First question I have, so the value that we measure, is that the total E_cell ?
and let do the first case, since both are used for calculation [Cu²⁺]
For Zn and Cu

Zn(s) + Cu²⁺(aq) ⇔ Zn²⁺(aq) + Cu(s)
E^o = 0.76 + 0.34 = 1.1 V

And now with [Zn2+] = 0.10M and the measured E_cell I just need to plug this into the Nernst equation to get Q.

The same method would be applicable to Ag.

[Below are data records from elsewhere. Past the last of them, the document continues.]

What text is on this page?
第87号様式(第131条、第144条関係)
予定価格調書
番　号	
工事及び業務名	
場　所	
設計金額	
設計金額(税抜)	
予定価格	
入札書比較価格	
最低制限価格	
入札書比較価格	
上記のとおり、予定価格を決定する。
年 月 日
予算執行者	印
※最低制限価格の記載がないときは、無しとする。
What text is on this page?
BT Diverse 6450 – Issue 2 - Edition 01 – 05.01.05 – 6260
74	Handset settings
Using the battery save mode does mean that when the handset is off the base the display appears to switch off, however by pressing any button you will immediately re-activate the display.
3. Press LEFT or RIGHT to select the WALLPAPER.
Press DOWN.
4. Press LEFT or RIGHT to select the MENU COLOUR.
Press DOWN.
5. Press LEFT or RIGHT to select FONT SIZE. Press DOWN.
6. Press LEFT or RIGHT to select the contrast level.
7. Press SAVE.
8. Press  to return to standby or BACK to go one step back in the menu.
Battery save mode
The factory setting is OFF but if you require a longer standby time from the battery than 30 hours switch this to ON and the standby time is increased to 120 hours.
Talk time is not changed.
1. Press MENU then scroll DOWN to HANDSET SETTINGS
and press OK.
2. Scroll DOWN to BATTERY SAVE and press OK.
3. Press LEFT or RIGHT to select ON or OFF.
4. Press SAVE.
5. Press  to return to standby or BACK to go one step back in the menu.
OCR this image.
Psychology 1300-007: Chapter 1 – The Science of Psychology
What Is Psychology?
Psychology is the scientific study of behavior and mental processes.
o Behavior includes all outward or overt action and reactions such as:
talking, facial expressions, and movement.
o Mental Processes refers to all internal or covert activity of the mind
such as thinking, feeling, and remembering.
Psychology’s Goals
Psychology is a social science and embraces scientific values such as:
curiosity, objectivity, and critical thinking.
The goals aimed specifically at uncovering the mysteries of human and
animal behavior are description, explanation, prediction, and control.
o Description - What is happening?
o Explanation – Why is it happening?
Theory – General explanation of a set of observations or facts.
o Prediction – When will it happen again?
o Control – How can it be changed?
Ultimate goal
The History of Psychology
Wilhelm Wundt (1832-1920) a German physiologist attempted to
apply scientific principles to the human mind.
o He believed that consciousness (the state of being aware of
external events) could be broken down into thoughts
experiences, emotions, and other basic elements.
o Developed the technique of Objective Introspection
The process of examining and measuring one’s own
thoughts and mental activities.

Assuming I got the above correctly.
However, the answer I got for [Cu2+] is very small, 5 x 10^(-18)

and When I do the same thing for Ag
i got a different value 8.5 x 10^-5
So i think there is something wrong.

thanks for your time.

 

[Borek]

Hard to say if you are not doing any mistake without seeing exact calculations, but the logic behind things you wrote so far looks OK to me.

 

[qpham26]

For Zn and Cu
the equation I had was

0.619 = 1.10 - \frac{0.059}{2}log\frac{[Zn2+}{[Cu2+]}

I plugged it into wolfram alpha, so the answer can't have any mathematical errors.


as for Cu and Ag
Cu(s) + 2Ag+ → Cu²⁺(aq) + 2Ag(s)
the equation is

0.521 = 0.46 - \frac{0.059}{2}log\frac{[Cu2+}{[Ag+]^2}

 

[Borek]

0.619 = 1.10 - \frac{0.059}{2}log\frac{[Zn2+}{[Cu2+]}

Looks OK, unless I am wrong as well.

That is, it doesn't look OK - why don't you format it as a whole using LaTeX?

0.619 = 1.10 - \frac{0.059}{2}\log(\frac{[Zn^{2+}]}{[Cu^{2+}]})

 

[qpham26]

Hi Borek, what doesn't look Ok beside the Latex format?
was the chemical eq. correct?
and is the Nernst eq. set up right?

 

[Borek]

I was referring to formatting only.

 

[qpham26]

Borek, If the set up was right, how come i am getting 2 different answer?
does it have to do with the measurement then?